8 Schleifapparat
Der „Schleifer“ stand bei seiner Arbeit knapp neben dem von Wasser benetzten, schnelllaufenden Stein, hielt die Sense bei der Hamme und Spitze, wobei seine Hände durch „Handleder“ geschützt waren, und stemmte die Sense gegen den Umlauf des Steines, so daß das Blatt annähernd senkrecht auf dessen Umfang aufstand.
Durch Hin- und Herbewegen wurden die vom Scherenschnitt gebliebenen Absätze ausgeglichen und eine einheitliche Kurve erzielt.
Die fertig geschliffene Sense wurde in einen Trog mit Wasser geworfen, wo ein Gehilfe, der „Auswascher“, sie von dem anhaftenden Schleifschlamm reinigte, um sie dann sogleich über offener Glut, einer sogenannten „Glosn“, zu trocknen.
(aus: Sensenschmiede & Ihre Technik, Josef Zeitlinger)
Der Schleifer verdiente sehr gut, der Beruf war anstrengend – die Lebenszeit kürzer.
English – 08 Grinder
The “grinder” stood close to the fast-moving stone, which was wet with water, held the scythe by the hammer and tip, with his hands protected by “hand leather”, and pushed the scythe against the rotation of the stone so that the blade stood almost vertically on its circumference.

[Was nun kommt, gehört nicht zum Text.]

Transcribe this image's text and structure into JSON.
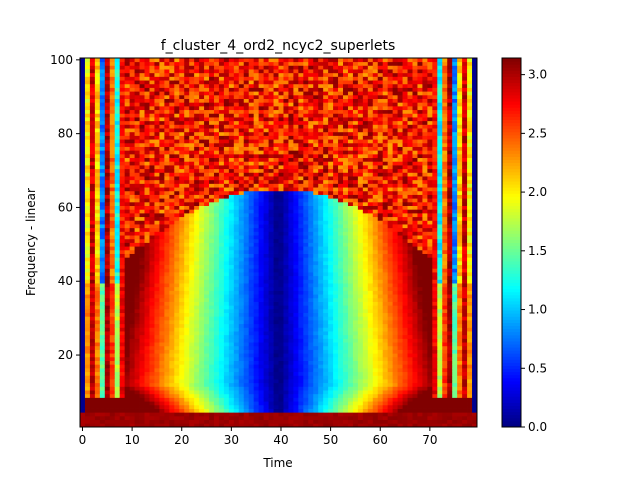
{
  "chart_data": {
    "type": "heatmap",
    "title": "f_cluster_4_ord2_ncyc2_superlets",
    "xlabel": "Time",
    "ylabel": "Frequency - linear",
    "x_range": [
      0,
      80
    ],
    "y_range": [
      1,
      100
    ],
    "xlim": [
      -0.5,
      79.5
    ],
    "ylim": [
      0.5,
      100.5
    ],
    "x_ticks": [
      0,
      10,
      20,
      30,
      40,
      50,
      60,
      70
    ],
    "y_ticks": [
      20,
      40,
      60,
      80,
      100
    ],
    "colorbar": {
      "colormap": "jet",
      "range": [
        0.0,
        3.14159
      ],
      "ticks": [
        "0.0",
        "0.5",
        "1.0",
        "1.5",
        "2.0",
        "2.5",
        "3.0"
      ],
      "tick_values": [
        0.0,
        0.5,
        1.0,
        1.5,
        2.0,
        2.5,
        3.0
      ]
    },
    "grid": false,
    "description_of_values": "Phase-like values per (time, frequency) cell; high (~3.1) at edges and at frequencies above ~65, low (~0) in a central trough near time 40, bottom rows near 1-4 saturated high."
  }
}
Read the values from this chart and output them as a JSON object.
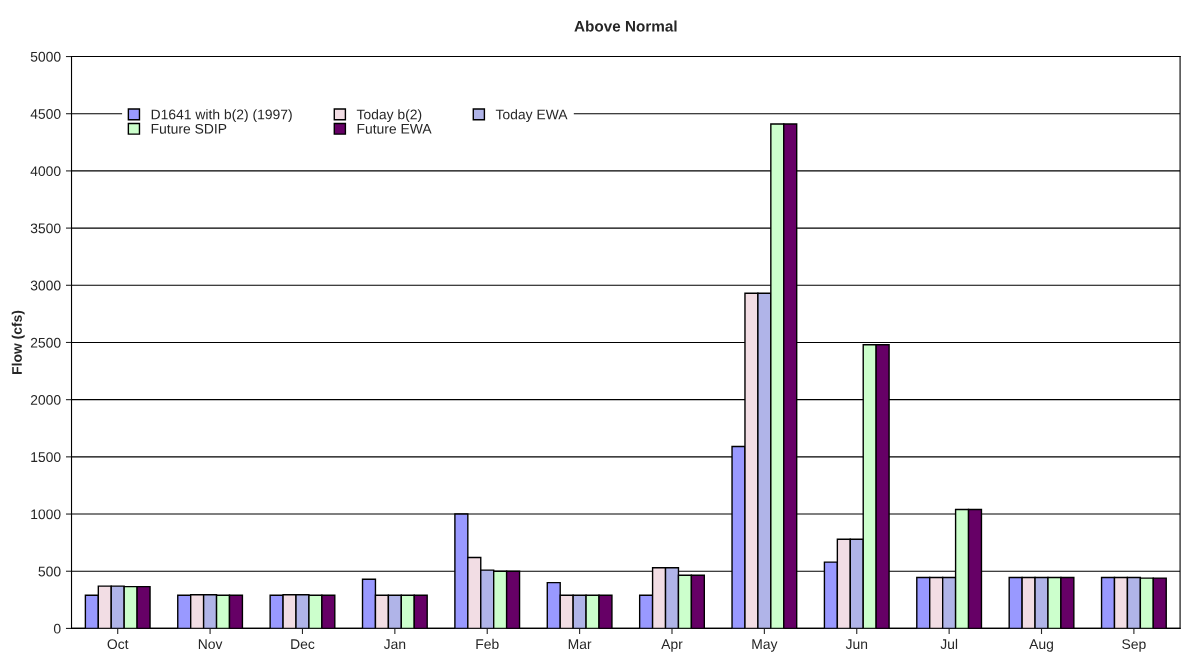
{
  "chart_data": {
    "type": "bar",
    "title": "Above Normal",
    "ylabel": "Flow (cfs)",
    "categories": [
      "Oct",
      "Nov",
      "Dec",
      "Jan",
      "Feb",
      "Mar",
      "Apr",
      "May",
      "Jun",
      "Jul",
      "Aug",
      "Sep"
    ],
    "series": [
      {
        "name": "D1641 with b(2) (1997)",
        "color": "#9999ff",
        "values": [
          290,
          290,
          290,
          430,
          1000,
          400,
          290,
          1590,
          580,
          445,
          445,
          445
        ]
      },
      {
        "name": "Today b(2)",
        "color": "#f2dde4",
        "values": [
          370,
          295,
          295,
          290,
          620,
          290,
          530,
          2930,
          780,
          445,
          445,
          445
        ]
      },
      {
        "name": "Today EWA",
        "color": "#b0b4e8",
        "values": [
          370,
          295,
          295,
          290,
          510,
          290,
          530,
          2930,
          780,
          445,
          445,
          445
        ]
      },
      {
        "name": "Future SDIP",
        "color": "#ccffcc",
        "values": [
          365,
          290,
          290,
          290,
          500,
          290,
          465,
          4410,
          2480,
          1040,
          445,
          440
        ]
      },
      {
        "name": "Future EWA",
        "color": "#660066",
        "values": [
          365,
          290,
          290,
          290,
          500,
          290,
          465,
          4410,
          2480,
          1040,
          445,
          440
        ]
      }
    ],
    "ylim": [
      0,
      5000
    ],
    "yticks": [
      0,
      500,
      1000,
      1500,
      2000,
      2500,
      3000,
      3500,
      4000,
      4500,
      5000
    ],
    "grid": "y",
    "legend": "top left"
  }
}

By moving the scythe backwards and forwards, the steps left by the scissor cut were evened out and a uniform curve was achieved.
The finished scythe was thrown into a trough of water, where an assistant cleaned the adhering grinding sludge and then immediately dried it over open embers.
(from: Scythe smiths & their technique, Josef Zeitlinger)
The grinder earned very well, the job was strenuous – the lifetime shorter.